By just about all accounts, the making of the movie was something of an ordeal. Not only was the technical complexity of the images steep, the real birds used in the film – which, according to Hitchcock, numbered 3,200 – were notoriously unpredictable. They just wouldn’t follow directions. And they could be vicious. One of the movie’s more notorious production stories concerns the full week taken to film the scene in which Tippi Hedren’s character walks upstairs into an attic – “Why would I do this?”, she reportedly asked her director, to which he responded “Because I told you to” – and is instantly besieged by dozens of angry killer gulls. Gulls tied on strings – some to Hedren herself – proved to be so enthusiastic about the process Hedren was not only really cut by one of them, the ordeal of shooting the sequence shut production down for a week while Hedren was hospitalized from exhaustion.
Following an arduous post-production process, The Birds was finally released on March 29, 1963. It was an immediate hit, becoming one of the most successful movies released that year.
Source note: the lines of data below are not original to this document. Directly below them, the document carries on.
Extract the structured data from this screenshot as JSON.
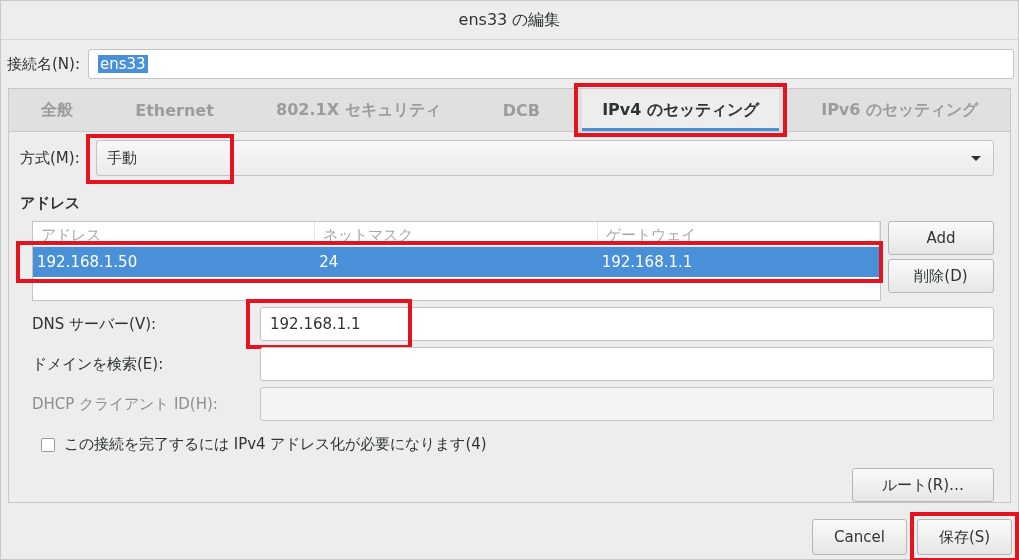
{
  "window": {
    "title": "ens33 の編集"
  },
  "connection_name": {
    "label": "接続名(N):",
    "value": "ens33"
  },
  "tabs": [
    {
      "label": "全般",
      "selected": false,
      "highlighted": false
    },
    {
      "label": "Ethernet",
      "selected": false,
      "highlighted": false
    },
    {
      "label": "802.1X セキュリティ",
      "selected": false,
      "highlighted": false
    },
    {
      "label": "DCB",
      "selected": false,
      "highlighted": false
    },
    {
      "label": "IPv4 のセッティング",
      "selected": true,
      "highlighted": true
    },
    {
      "label": "IPv6 のセッティング",
      "selected": false,
      "highlighted": false
    }
  ],
  "method": {
    "label": "方式(M):",
    "value": "手動",
    "highlighted": true
  },
  "addresses": {
    "heading": "アドレス",
    "columns": [
      "アドレス",
      "ネットマスク",
      "ゲートウェイ"
    ],
    "rows": [
      {
        "cells": [
          "192.168.1.50",
          "24",
          "192.168.1.1"
        ],
        "selected": true,
        "highlighted": true
      }
    ],
    "buttons": [
      {
        "label": "Add"
      },
      {
        "label": "削除(D)"
      }
    ]
  },
  "fields": [
    {
      "label": "DNS サーバー(V):",
      "value": "192.168.1.1",
      "disabled": false,
      "highlighted": true
    },
    {
      "label": "ドメインを検索(E):",
      "disabled": false,
      "highlighted": false
    },
    {
      "label": "DHCP クライアント ID(H):",
      "disabled": true,
      "highlighted": false
    }
  ],
  "require_ipv4": {
    "label": "この接続を完了するには IPv4 アドレス化が必要になります(4)",
    "checked": false
  },
  "routes_button": {
    "label": "ルート(R)…"
  },
  "footer_buttons": [
    {
      "label": "Cancel",
      "highlighted": false
    },
    {
      "label": "保存(S)",
      "highlighted": true
    }
  ]
}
And it has endured, despite the fact that contemporary, CGI-spoiled eyes may find its effects primitive and obvious. Nevertheless, the movie’s bravura set-pieces – the slow-burn schoolyard attack, the siege of the Brenner home, Hedren’s terrifying ordeal in the attic, the gulls’ descent on the gas station, and the chilling, end-of-the-world final shot – easily transcend their technical limitations. In no small part, this is attributable to Hitchcock’s sheer mastery – this would be his last truly great film – but more deeply and essentially, it is due to the film’s insistence on staying true to that item Hitchcock read in the Santa Cruz Sentinel: when the Judgement Day comes, no amount of explaining will matter. We’ll be too busy trying to survive.